Press "Enter" to skip to content

Mehserle’s defense may call Grant family attorney to testify

The defense attorney representing Oscar Grant's family, John Burris, addresses reporters outside a Los Angeles courthouse during a pre-trial hearing for former BART officer Johannes Mehserle. (James Keith/California Beat)

The attorney for BART shooting victim Oscar Grant’s family said Monday that he would fight a legal request by the defense for Johannes Mehserle, the former BART Police officer charged with second-degree murder for the New Year’s Day 2009 shooting, to compel him to testify as a witness.

In a subpoena request dated May 11, attorney Michael Rains says that John Burris, who represents the Grant family in a $50 million wrongful death lawsuit against BART, could provide “testimony concerning threats or intimidation” of witnesses who “may be reluctant to give testimony which would ostensibly be helpful to Mr. Mehserle and harmful to Mr. Grant.”

Rains alluded to a Feb. 5 news conference at Burris’s office where the lawyer criticized BART for disclosing the personal information of some of his clients involved in the civil case against the transit agency, saying that the disclosure potentially endangered his clients’ well-being.

“It’s highly unusual and a bit surprising,” Burris said of the request. “I don’t know if it’s a genuine move or not,” he told the Beat, saying that he didn’t have any evidence that would help Mehserle’s defense.

If Burris does indeed testify, it will set up a potentially electric courtroom confrontation between one of California’s most prominent lawyers who represents victims of alleged police misconduct and one of the state’s leading defenders of police officers accused of such crimes.

Burris, who also represents the witnesses at issue, said that all of them had already been interviewed by Rains’s office and the prosecution, and that any conversations he had with them would be protected by attorney-client privilege.

But California Beat legal analyst Preston Thomas says that Burris may already have “shot himself in the foot” if he wants to claim attorney-client privilege.

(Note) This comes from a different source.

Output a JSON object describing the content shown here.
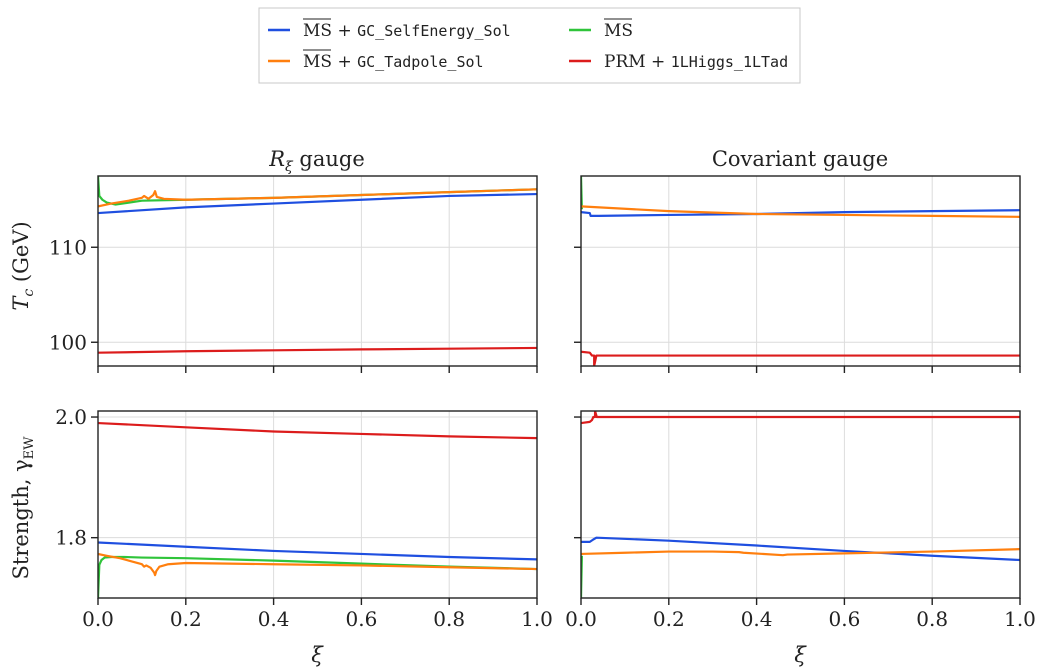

“By talking about privileged matters at a press conference, he has opened the door to an argument that he’s waived the privilege with regard to that whole subject,” Thomas explains. “If he can’t claim it’s protected, then he can be compelled to talk about it on the stand.”

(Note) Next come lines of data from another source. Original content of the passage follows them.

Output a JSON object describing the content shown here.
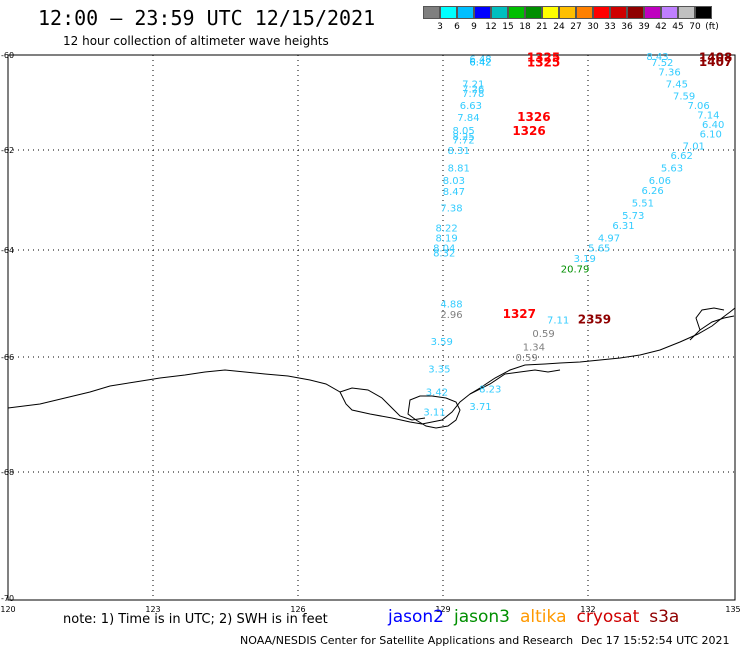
{
  "title": "12:00 – 23:59 UTC 12/15/2021",
  "subtitle": "12 hour collection of altimeter wave heights",
  "colorbar": {
    "colors": [
      "#7f7f7f",
      "#00ffff",
      "#00bfff",
      "#0000ff",
      "#00bfbf",
      "#00bf00",
      "#008f00",
      "#ffff00",
      "#ffbf00",
      "#ff8000",
      "#ff0000",
      "#cf0000",
      "#8f0000",
      "#bf00bf",
      "#bf7fff",
      "#c0c0c0",
      "#000000"
    ],
    "labels": [
      "3",
      "6",
      "9",
      "12",
      "15",
      "18",
      "21",
      "24",
      "27",
      "30",
      "33",
      "36",
      "39",
      "42",
      "45",
      "70",
      "(ft)"
    ]
  },
  "axes": {
    "lat_labels": [
      "-60",
      "-62",
      "-64",
      "-66",
      "-68",
      "-70"
    ],
    "lon_labels": [
      "120",
      "123",
      "126",
      "129",
      "132",
      "135"
    ]
  },
  "observations": [
    {
      "lat": -60.07,
      "lon": 129.75,
      "text": "6.48",
      "color": "#33ccff"
    },
    {
      "lat": -60.14,
      "lon": 129.75,
      "text": "6.42",
      "color": "#00bfff"
    },
    {
      "lat": -60.05,
      "lon": 131.05,
      "text": "1325",
      "color": "#ff0000"
    },
    {
      "lat": -60.16,
      "lon": 131.05,
      "text": "1325",
      "color": "#ff0000"
    },
    {
      "lat": -60.6,
      "lon": 129.6,
      "text": "7.21",
      "color": "#33ccff"
    },
    {
      "lat": -60.7,
      "lon": 129.6,
      "text": "7.26",
      "color": "#33ccff"
    },
    {
      "lat": -60.8,
      "lon": 129.6,
      "text": "7.78",
      "color": "#33ccff"
    },
    {
      "lat": -61.05,
      "lon": 129.55,
      "text": "6.63",
      "color": "#33ccff"
    },
    {
      "lat": -61.3,
      "lon": 129.5,
      "text": "7.84",
      "color": "#33ccff"
    },
    {
      "lat": -61.3,
      "lon": 130.85,
      "text": "1326",
      "color": "#ff0000"
    },
    {
      "lat": -61.58,
      "lon": 129.4,
      "text": "8.05",
      "color": "#33ccff"
    },
    {
      "lat": -61.6,
      "lon": 130.75,
      "text": "1326",
      "color": "#ff0000"
    },
    {
      "lat": -61.7,
      "lon": 129.4,
      "text": "8.25",
      "color": "#33ccff"
    },
    {
      "lat": -61.78,
      "lon": 129.4,
      "text": "7.72",
      "color": "#33ccff"
    },
    {
      "lat": -62.0,
      "lon": 129.3,
      "text": "8.31",
      "color": "#33ccff"
    },
    {
      "lat": -62.35,
      "lon": 129.3,
      "text": "8.81",
      "color": "#33ccff"
    },
    {
      "lat": -62.6,
      "lon": 129.2,
      "text": "8.03",
      "color": "#33ccff"
    },
    {
      "lat": -62.82,
      "lon": 129.2,
      "text": "8.47",
      "color": "#33ccff"
    },
    {
      "lat": -63.15,
      "lon": 129.15,
      "text": "7.38",
      "color": "#33ccff"
    },
    {
      "lat": -63.55,
      "lon": 129.05,
      "text": "8.22",
      "color": "#33ccff"
    },
    {
      "lat": -63.75,
      "lon": 129.05,
      "text": "8.19",
      "color": "#33ccff"
    },
    {
      "lat": -63.95,
      "lon": 129.0,
      "text": "8.04",
      "color": "#33ccff"
    },
    {
      "lat": -64.05,
      "lon": 129.0,
      "text": "8.32",
      "color": "#33ccff"
    },
    {
      "lat": -60.02,
      "lon": 133.4,
      "text": "8.43",
      "color": "#33ccff"
    },
    {
      "lat": -60.15,
      "lon": 133.5,
      "text": "7.52",
      "color": "#33ccff"
    },
    {
      "lat": -60.05,
      "lon": 134.6,
      "text": "1408",
      "color": "#8f0000"
    },
    {
      "lat": -60.15,
      "lon": 134.6,
      "text": "1407",
      "color": "#8f0000"
    },
    {
      "lat": -60.35,
      "lon": 133.65,
      "text": "7.36",
      "color": "#33ccff"
    },
    {
      "lat": -60.6,
      "lon": 133.8,
      "text": "7.45",
      "color": "#33ccff"
    },
    {
      "lat": -60.85,
      "lon": 133.95,
      "text": "7.59",
      "color": "#33ccff"
    },
    {
      "lat": -61.05,
      "lon": 134.25,
      "text": "7.06",
      "color": "#33ccff"
    },
    {
      "lat": -61.25,
      "lon": 134.45,
      "text": "7.14",
      "color": "#33ccff"
    },
    {
      "lat": -61.45,
      "lon": 134.55,
      "text": "6.40",
      "color": "#33ccff"
    },
    {
      "lat": -61.65,
      "lon": 134.5,
      "text": "6.10",
      "color": "#33ccff"
    },
    {
      "lat": -61.9,
      "lon": 134.15,
      "text": "7.01",
      "color": "#33ccff"
    },
    {
      "lat": -62.1,
      "lon": 133.9,
      "text": "6.62",
      "color": "#33ccff"
    },
    {
      "lat": -62.35,
      "lon": 133.7,
      "text": "5.63",
      "color": "#33ccff"
    },
    {
      "lat": -62.6,
      "lon": 133.45,
      "text": "6.06",
      "color": "#33ccff"
    },
    {
      "lat": -62.8,
      "lon": 133.3,
      "text": "6.26",
      "color": "#33ccff"
    },
    {
      "lat": -63.05,
      "lon": 133.1,
      "text": "5.51",
      "color": "#33ccff"
    },
    {
      "lat": -63.3,
      "lon": 132.9,
      "text": "5.73",
      "color": "#33ccff"
    },
    {
      "lat": -63.5,
      "lon": 132.7,
      "text": "6.31",
      "color": "#33ccff"
    },
    {
      "lat": -63.75,
      "lon": 132.4,
      "text": "4.97",
      "color": "#33ccff"
    },
    {
      "lat": -63.95,
      "lon": 132.2,
      "text": "5.65",
      "color": "#33ccff"
    },
    {
      "lat": -64.15,
      "lon": 131.9,
      "text": "3.19",
      "color": "#33ccff"
    },
    {
      "lat": -64.35,
      "lon": 131.7,
      "text": "20.79",
      "color": "#008f00"
    },
    {
      "lat": -65.0,
      "lon": 129.15,
      "text": "4.88",
      "color": "#33ccff"
    },
    {
      "lat": -65.2,
      "lon": 129.15,
      "text": "2.96",
      "color": "#7f7f7f"
    },
    {
      "lat": -65.2,
      "lon": 130.55,
      "text": "1327",
      "color": "#ff0000"
    },
    {
      "lat": -65.3,
      "lon": 131.35,
      "text": "7.11",
      "color": "#33ccff"
    },
    {
      "lat": -65.3,
      "lon": 132.1,
      "text": "2359",
      "color": "#8f0000"
    },
    {
      "lat": -65.55,
      "lon": 131.05,
      "text": "0.59",
      "color": "#7f7f7f"
    },
    {
      "lat": -65.7,
      "lon": 128.95,
      "text": "3.59",
      "color": "#33ccff"
    },
    {
      "lat": -65.8,
      "lon": 130.85,
      "text": "1.34",
      "color": "#7f7f7f"
    },
    {
      "lat": -66.0,
      "lon": 130.7,
      "text": "0.59",
      "color": "#7f7f7f"
    },
    {
      "lat": -66.2,
      "lon": 128.9,
      "text": "3.35",
      "color": "#33ccff"
    },
    {
      "lat": -66.55,
      "lon": 129.95,
      "text": "8.23",
      "color": "#33ccff"
    },
    {
      "lat": -66.6,
      "lon": 128.85,
      "text": "3.42",
      "color": "#33ccff"
    },
    {
      "lat": -66.85,
      "lon": 129.75,
      "text": "3.71",
      "color": "#33ccff"
    },
    {
      "lat": -66.95,
      "lon": 128.8,
      "text": "3.11",
      "color": "#33ccff"
    }
  ],
  "note": "note:  1) Time is in UTC;  2) SWH is in feet",
  "satellites": [
    {
      "name": "jason2",
      "color": "#0000ff"
    },
    {
      "name": "jason3",
      "color": "#008f00"
    },
    {
      "name": "altika",
      "color": "#ff9900"
    },
    {
      "name": "cryosat",
      "color": "#cf0000"
    },
    {
      "name": "s3a",
      "color": "#8f0000"
    }
  ],
  "credit": "NOAA/NESDIS Center for Satellite Applications and Research",
  "timestamp": "Dec 17 15:52:54 UTC 2021"
}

Thomas says that the defense may want Burris’s testimony in order to hold the witnesses he represents to their previous stories.

Rains is “getting his 200 pound credibility destroying mallet ready” — testimony which would suggest that they had been intimidated — in case they change their stories on the stand, Thomas says.

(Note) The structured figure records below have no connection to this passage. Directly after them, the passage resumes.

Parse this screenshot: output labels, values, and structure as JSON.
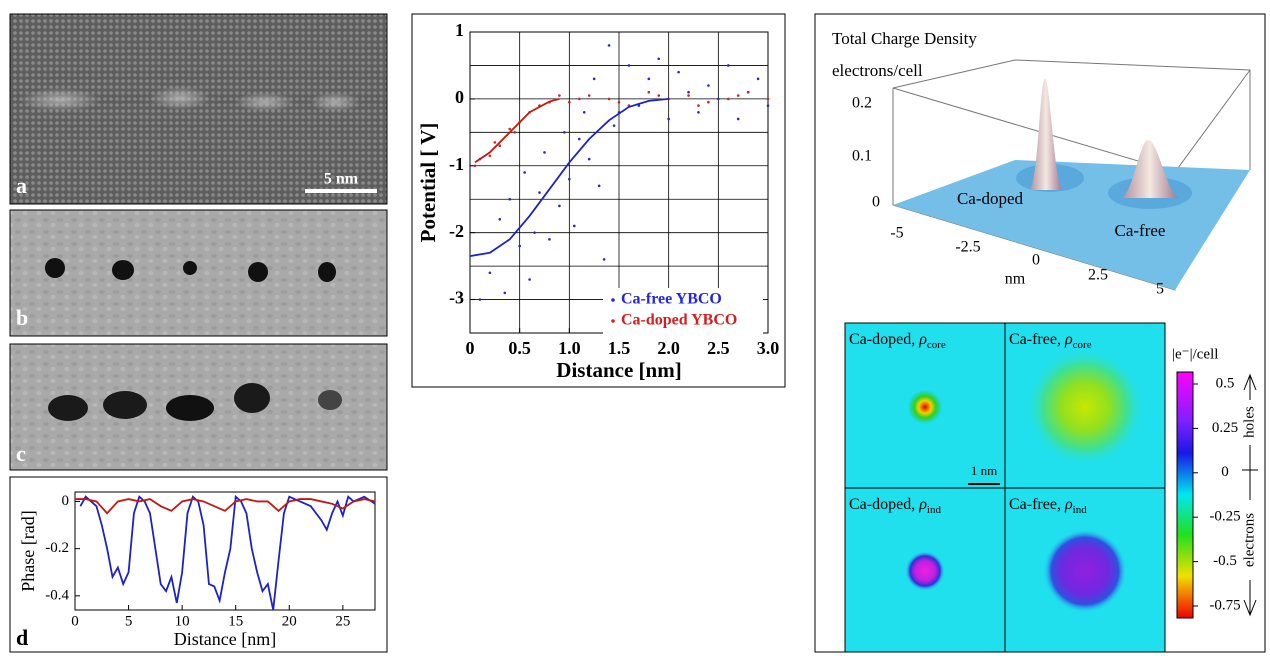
{
  "panels": {
    "a": {
      "label": "a",
      "scale_bar": "5 nm"
    },
    "b": {
      "label": "b"
    },
    "c": {
      "label": "c"
    },
    "d": {
      "label": "d"
    }
  },
  "chart_data": [
    {
      "type": "line",
      "xlabel": "Distance [nm]",
      "ylabel": "Phase [rad]",
      "xlim": [
        0,
        28
      ],
      "ylim": [
        -0.46,
        0.04
      ],
      "xticks": [
        0,
        5,
        10,
        15,
        20,
        25
      ],
      "yticks": [
        0,
        -0.2,
        -0.4
      ],
      "grid": false,
      "series": [
        {
          "color": "#1c22c8",
          "style": "line",
          "x": [
            0.5,
            1,
            1.5,
            2,
            2.5,
            3,
            3.5,
            4,
            4.5,
            5,
            5.5,
            6,
            6.5,
            7,
            7.5,
            8,
            8.5,
            9,
            9.5,
            10,
            10.5,
            11,
            11.5,
            12,
            12.5,
            13,
            13.5,
            14,
            14.5,
            15,
            15.5,
            16,
            16.5,
            17,
            17.5,
            18,
            18.5,
            19,
            19.5,
            20,
            21,
            22,
            23,
            23.5,
            24,
            24.5,
            25,
            25.5,
            26,
            27,
            28
          ],
          "values": [
            -0.02,
            0.02,
            0.0,
            -0.02,
            -0.1,
            -0.2,
            -0.32,
            -0.28,
            -0.35,
            -0.3,
            -0.05,
            0.02,
            0.0,
            -0.05,
            -0.2,
            -0.35,
            -0.38,
            -0.32,
            -0.43,
            -0.3,
            -0.05,
            0.02,
            0.0,
            -0.1,
            -0.35,
            -0.36,
            -0.42,
            -0.3,
            -0.2,
            0.02,
            0.0,
            -0.05,
            -0.2,
            -0.3,
            -0.38,
            -0.35,
            -0.46,
            -0.25,
            -0.05,
            0.02,
            0.0,
            -0.02,
            -0.08,
            -0.12,
            -0.05,
            0.0,
            -0.06,
            0.02,
            0.0,
            0.02,
            -0.01
          ]
        },
        {
          "color": "#c01a10",
          "style": "line",
          "x": [
            0,
            1,
            2,
            3,
            4,
            5,
            6,
            7,
            8,
            9,
            10,
            11,
            12,
            13,
            14,
            15,
            16,
            17,
            18,
            19,
            20,
            21,
            22,
            23,
            24,
            25,
            26,
            27,
            28
          ],
          "values": [
            0.01,
            0.01,
            0.0,
            -0.05,
            0.0,
            0.01,
            0.0,
            0.01,
            -0.02,
            -0.04,
            0.0,
            0.01,
            0.0,
            -0.02,
            -0.04,
            0.0,
            0.01,
            0.0,
            0.0,
            -0.04,
            0.0,
            0.01,
            0.01,
            0.0,
            -0.01,
            -0.03,
            0.0,
            0.01,
            0.0
          ]
        }
      ]
    },
    {
      "type": "scatter",
      "xlabel": "Distance [nm]",
      "ylabel": "Potential [ V]",
      "xlim": [
        0,
        3
      ],
      "ylim": [
        -3.5,
        1
      ],
      "xticks": [
        0,
        0.5,
        {
          "value": 1,
          "label": "1.0"
        },
        1.5,
        {
          "value": 2,
          "label": "2.0"
        },
        2.5,
        {
          "value": 3,
          "label": "3.0"
        }
      ],
      "yticks": [
        -3,
        -2,
        -1,
        0,
        1
      ],
      "grid": true,
      "legend": "lower right",
      "series": [
        {
          "name": "Ca-free YBCO",
          "color": "#2626d8",
          "style": "points",
          "x": [
            0.1,
            0.2,
            0.3,
            0.35,
            0.4,
            0.5,
            0.55,
            0.6,
            0.7,
            0.75,
            0.8,
            0.9,
            0.95,
            1.0,
            1.05,
            1.1,
            1.2,
            1.25,
            1.3,
            1.4,
            1.45,
            1.5,
            1.6,
            1.7,
            1.8,
            1.9,
            2.0,
            2.1,
            2.2,
            2.3,
            2.4,
            2.5,
            2.6,
            2.7,
            2.8,
            2.9,
            3.0,
            1.35,
            1.15,
            0.65
          ],
          "values": [
            -3.0,
            -2.6,
            -1.8,
            -2.9,
            -1.5,
            -2.2,
            -1.1,
            -2.7,
            -1.4,
            -0.8,
            -2.1,
            -1.6,
            -0.5,
            -1.2,
            -1.9,
            -0.6,
            -0.9,
            0.3,
            -1.3,
            0.8,
            -0.4,
            -0.2,
            0.5,
            -0.1,
            0.3,
            0.6,
            -0.3,
            0.4,
            0.1,
            -0.2,
            0.2,
            0.0,
            0.5,
            -0.3,
            0.1,
            0.3,
            -0.1,
            -2.4,
            -0.2,
            -2.0
          ]
        },
        {
          "name": "Ca-doped YBCO",
          "color": "#d02020",
          "style": "points",
          "x": [
            0.05,
            0.1,
            0.2,
            0.25,
            0.3,
            0.4,
            0.45,
            0.5,
            0.6,
            0.7,
            0.8,
            0.9,
            1.0,
            1.2,
            1.4,
            1.6,
            1.8,
            2.0,
            2.2,
            2.4,
            2.6,
            2.8,
            3.0,
            1.1,
            1.5,
            1.9,
            2.3,
            2.7
          ],
          "values": [
            -1.0,
            -0.9,
            -0.85,
            -0.65,
            -0.7,
            -0.45,
            -0.5,
            -0.35,
            -0.2,
            -0.1,
            -0.05,
            0.05,
            -0.05,
            0.05,
            0.0,
            -0.1,
            0.1,
            0.0,
            0.05,
            -0.05,
            0.0,
            0.1,
            0.0,
            0.0,
            -0.05,
            0.05,
            -0.1,
            0.05
          ]
        },
        {
          "color": "#1c22c8",
          "style": "line",
          "x": [
            0,
            0.2,
            0.4,
            0.6,
            0.8,
            1.0,
            1.2,
            1.4,
            1.6,
            1.8,
            2.0
          ],
          "values": [
            -2.35,
            -2.3,
            -2.1,
            -1.75,
            -1.35,
            -0.95,
            -0.6,
            -0.32,
            -0.12,
            -0.03,
            0
          ]
        },
        {
          "color": "#c01a10",
          "style": "line",
          "x": [
            0.05,
            0.2,
            0.4,
            0.6,
            0.8,
            0.9
          ],
          "values": [
            -0.95,
            -0.8,
            -0.5,
            -0.2,
            -0.04,
            0
          ]
        }
      ]
    }
  ],
  "charge_density": {
    "title": "Total Charge Density",
    "zlabel": "electrons/cell",
    "zticks": [
      0.2,
      0.1,
      0
    ],
    "xticks": [
      -5,
      -2.5,
      0,
      2.5,
      5
    ],
    "xlabel": "nm",
    "peaks": [
      "Ca-doped",
      "Ca-free"
    ]
  },
  "maps": {
    "cells": [
      {
        "text": "Ca-doped,",
        "symbol": "ρ",
        "subscript": "core"
      },
      {
        "text": "Ca-free,",
        "symbol": "ρ",
        "subscript": "core"
      },
      {
        "text": "Ca-doped,",
        "symbol": "ρ",
        "subscript": "ind"
      },
      {
        "text": "Ca-free,",
        "symbol": "ρ",
        "subscript": "ind"
      }
    ],
    "scale_bar": "1 nm",
    "colorbar": {
      "label": "|e⁻|/cell",
      "ticks": [
        0.5,
        0.25,
        0,
        -0.25,
        -0.5,
        -0.75
      ],
      "upper": "holes",
      "lower": "electrons"
    }
  }
}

Burris said that he has not yet received a subpoena. “If I do, I’ll retain counsel and we’ll go to court,” he said.

Having Burris testify in Mehserle’s murder trial would also have the side effect of putting him under the gag order which prevents trial participants from sharing information with reporters, Thomas notes. Burris has so far been outspoken in his criticism of BART and Mehserle in the media.

Besides Burris, Rains’s list of potential witnesses at trial includes 26 other people. The list includes Tony Pirone, the former BART Police officer who was caught on video punching Grant in the face shortly before the shooting, but excludes Marysol Domenici, another former officer who was present that night.

“Domenici was a terrible witness” at the preliminary hearing which resulted in Mehserle’s case being sent to trial, Burris said, suggesting that the defense wouldn’t want her to testify at the trial.

The list also includes three expert witnesses whose testimony could be crucial to the outcome of the trial, but have been challenged by the prosecution.

The scope of testimony of Greg Meyer, a retired police captain and expert on Tasers and the use of force in general, and William Lewinski, a professor at Minnesota State University-Mankato who studies use of force in stressful situations, was restricted by Judge Robert Perry at a pre-trial hearing May 7th.

A hearing will be held June 1 in Los Angeles to determine what part, if any, of Michael Schott’s testimony will be admitted. Schott is a video expert whom the defense is requesting be allowed to testify regarding the interpretation of certain parts of the videos of the events leading up to the shooting.

The prosecution objects to the proposed testimony, arguing that it is up to the jury to decide what the videotapes show.

Jury selection in the case is expected to begin June 2, with opening arguments expected approximately a week after that.

Filings in this case are available from the Los Angeles County Superior Court’s website.